On points, I – like most of quick polls moments after the final time we were to see the Kerry’s and the Bush’s greet and air kiss each other like long lost relatives at a family rebellion – felt Kerry won the third and final set-to. He would have done better, particularly after a few fine spiritual moments (things that make you go “sniff”) over the separation of church and state, had Bush’s pass/fail performance expectations not been based almost entirely on whether the President would be able to control himself enough not to stamp his little foot when vexed.
But there were a few deviations from the script, and sadly, I have to give most of them to Bush. Though I wouldn’t put him in the same category as a Bob Hope or a Jerry Seinfeld, he was able to get off a few good ones, though only - it should be noted - when they were about himself. Sarcasm, as I’m sure everyone’s mother has oft reminded them, is the lowest form of humour; in a debate with an audience forbidden to laugh, it falls flatter than a two dollar perm.
But I couldn’t help myself from chuckling as toward the end of the evening he began to punctuate his answers repeatedly with little staccato desk thumpings; he’d clearly been told that to slam the desk with cockroach-killing intensity wasn’t likely to play well, so his weak mechanical little slaps looked like nothing so much as a wind-up toy monkey beating a tin drum. No one with features that elicit the description of ‘simian’ should ever risk either a tiny red fez or anything that could be compared to timpanic accompaniment. Trust me on this.

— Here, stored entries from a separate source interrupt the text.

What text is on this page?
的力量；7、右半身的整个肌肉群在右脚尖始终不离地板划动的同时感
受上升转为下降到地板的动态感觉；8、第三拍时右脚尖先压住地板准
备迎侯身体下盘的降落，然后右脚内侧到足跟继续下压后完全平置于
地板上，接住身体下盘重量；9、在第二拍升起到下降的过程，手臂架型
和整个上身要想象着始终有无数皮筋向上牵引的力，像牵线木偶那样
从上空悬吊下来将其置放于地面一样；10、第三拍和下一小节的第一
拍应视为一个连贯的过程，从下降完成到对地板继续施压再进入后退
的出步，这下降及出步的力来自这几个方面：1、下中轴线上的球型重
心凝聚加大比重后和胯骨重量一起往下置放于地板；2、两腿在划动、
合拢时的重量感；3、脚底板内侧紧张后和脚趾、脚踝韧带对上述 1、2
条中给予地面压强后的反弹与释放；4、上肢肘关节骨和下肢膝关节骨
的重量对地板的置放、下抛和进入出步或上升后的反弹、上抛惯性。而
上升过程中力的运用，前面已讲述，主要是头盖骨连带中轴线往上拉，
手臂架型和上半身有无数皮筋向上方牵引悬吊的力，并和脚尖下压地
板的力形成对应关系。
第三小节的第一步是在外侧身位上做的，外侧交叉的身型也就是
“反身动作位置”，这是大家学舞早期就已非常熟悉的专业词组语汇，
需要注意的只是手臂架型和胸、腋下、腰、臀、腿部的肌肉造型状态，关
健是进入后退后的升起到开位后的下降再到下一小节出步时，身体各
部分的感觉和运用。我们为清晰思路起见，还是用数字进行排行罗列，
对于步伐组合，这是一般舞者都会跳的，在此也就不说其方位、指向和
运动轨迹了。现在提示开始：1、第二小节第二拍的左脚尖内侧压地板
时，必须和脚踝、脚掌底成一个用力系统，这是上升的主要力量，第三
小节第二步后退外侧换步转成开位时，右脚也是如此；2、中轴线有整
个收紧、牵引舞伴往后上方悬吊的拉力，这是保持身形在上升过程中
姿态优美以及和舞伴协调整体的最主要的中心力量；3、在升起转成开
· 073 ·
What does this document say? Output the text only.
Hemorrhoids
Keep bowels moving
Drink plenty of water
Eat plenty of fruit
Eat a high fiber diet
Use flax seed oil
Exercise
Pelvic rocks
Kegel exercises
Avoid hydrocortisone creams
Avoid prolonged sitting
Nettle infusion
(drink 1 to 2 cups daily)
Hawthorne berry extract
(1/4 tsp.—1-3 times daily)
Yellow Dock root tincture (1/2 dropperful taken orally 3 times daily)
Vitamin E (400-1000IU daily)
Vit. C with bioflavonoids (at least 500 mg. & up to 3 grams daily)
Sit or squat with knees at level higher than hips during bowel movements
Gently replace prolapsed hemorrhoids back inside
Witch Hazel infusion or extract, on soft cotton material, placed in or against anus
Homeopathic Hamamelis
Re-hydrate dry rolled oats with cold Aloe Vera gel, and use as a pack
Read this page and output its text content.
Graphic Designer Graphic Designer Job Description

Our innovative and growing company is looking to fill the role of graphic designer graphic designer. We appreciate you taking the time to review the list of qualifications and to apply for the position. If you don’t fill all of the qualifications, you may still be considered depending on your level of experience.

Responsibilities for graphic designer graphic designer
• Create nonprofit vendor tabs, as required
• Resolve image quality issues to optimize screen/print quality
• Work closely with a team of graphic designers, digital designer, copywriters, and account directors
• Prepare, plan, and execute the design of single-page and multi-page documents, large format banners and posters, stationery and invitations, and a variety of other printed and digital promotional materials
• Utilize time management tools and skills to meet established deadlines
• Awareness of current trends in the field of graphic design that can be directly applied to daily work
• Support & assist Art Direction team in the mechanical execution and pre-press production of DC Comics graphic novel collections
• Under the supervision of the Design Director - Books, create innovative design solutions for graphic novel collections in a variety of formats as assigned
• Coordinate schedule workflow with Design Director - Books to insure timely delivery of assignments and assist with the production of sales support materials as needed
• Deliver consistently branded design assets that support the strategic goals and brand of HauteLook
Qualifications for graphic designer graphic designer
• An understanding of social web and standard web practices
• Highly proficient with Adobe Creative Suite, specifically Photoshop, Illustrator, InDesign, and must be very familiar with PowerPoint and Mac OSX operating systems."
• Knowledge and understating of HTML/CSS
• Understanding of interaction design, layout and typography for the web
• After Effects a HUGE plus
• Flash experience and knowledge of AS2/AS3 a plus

In juxtaposition, there is nothing – I repeat nothing – funny about Kerry. Still wooden –though miles ahead of his Night of the Living Dead routine from just a few short weeks ago – his speech and delivery is now much more human and personal, whilst still maintaining a degree of articulateness that falls just short of superhuman. But there’s always the dead giveaway of the body in motion: an elbows fair stitched to the body wood-chopping action, interspersed with palms up backing and forthing and measuring and indicating and finger counting that will not have to be altered or exaggerated one single whit once they are transferred straight to whatever comedian will be parodying him this weekend on Saturday Night Live. The man’s a stiff. Deal with it.
So here we are at the end. The polls suggest pretty much a dead heat. The three major states up for grabs (Florida, Pennsylvania and Ohio) all have a number of variables that are making the outcome far from a gimme for either candidate. The undecided’s are either some of the dopiest voters ever to be polled (could the two Presidential hopefuls be more opposite?) or opportunists looking for airtime. So there’s only really the company each keeps as a wild card factor – and there I am more certain than ever: the stiff brings optimism, dedication, intelligence, enthusiasm and a can-do attitude which until recently seemed to have all but gone out of style.
But the monkey brings the organ-grinder. And if the polls are tied about everything else, on this they are daily more convincing than ever: quite enough bodies and limbs and minds and organs have been ground up since the 43rd president and his Vice President took office. Whatever you think about education, jobs, the economy and a woman’s right to choose, most people now agree that the killing has simply got to stop.